Additionally, or alternatively, the computer-readable code may define a low-level description of integrated circuit components that embody concepts described herein, such as one or more netlists or integrated circuit layout definitions, including representations such as GDSII. The one or more netlists or other computer-readable representation of integrated circuit components may be generated by applying one or more logic synthesis processes to an RTL representation to generate definitions for use in fabrication of an apparatus embodying the invention. Alternatively, or additionally, the one or more logic synthesis processes can generate from the computer-readable code a bitstream to be loaded into a field programmable gate array (FPGA) to configure the FPGA to embody the described concepts. The FPGA may be deployed for the purposes of verification and test of the concepts prior to fabrication in an integrated circuit or the FPGA may be deployed in a product directly.

The computer-readable code may comprise a mix of code representations for fabrication of an apparatus, for example including a mix of one or more of an RTL representation, a netlist representation, or another computer-readable definition to be used in a semiconductor design and fabrication process to fabricate an apparatus embodying the invention. Alternatively, or additionally, the concept may be defined in a combination of a computer-readable definition to be used in a semiconductor design and fabrication process to fabricate an apparatus and computer-readable code defining instructions which are to be executed by the defined apparatus once fabricated.
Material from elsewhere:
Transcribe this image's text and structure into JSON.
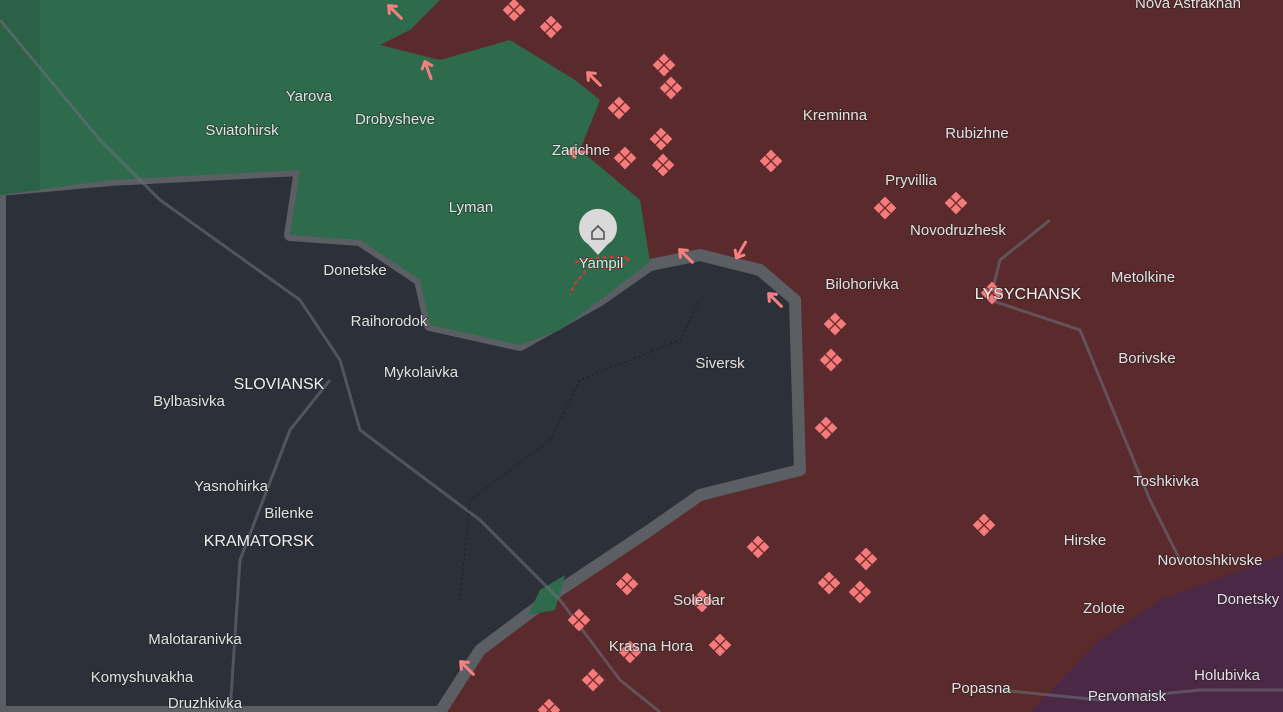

Such computer-readable code can be disposed in any known transitory computer-readable medium (such as wired or wireless transmission of code over a network) or non-transitory computer-readable medium such as semiconductor, magnetic disk, or optical disc. An integrated circuit fabricated using the computer-readable code may comprise components such as one or more of a central processing unit, graphics processing unit, neural processing unit, digital signal processor or other components that individually or collectively embody the concept.

Various embodiments described herein are implemented using dedicated hardware, configurable hardware or programmed processors executing programming instructions that are broadly described in flow chart form that can be stored on any suitable electronic storage medium or transmitted over any suitable electronic communication medium. A combination of these elements may be used. Those skilled in the art will appreciate that the processes and mechanisms described above can be implemented in any number of variations without departing from the present disclosure. For example, the order of certain operations carried out can often be varied, additional operations can be added, or operations can be deleted, without departing from the present disclosure. Such variations are contemplated and considered equivalent.

The various representative embodiments, which have been described in detail herein, have been presented by way of example and not by way of limitation. It will be understood by those skilled in the art that various changes may be made in the form and details of the described embodiments resulting in equivalent embodiments that remain within the scope of the appended claims.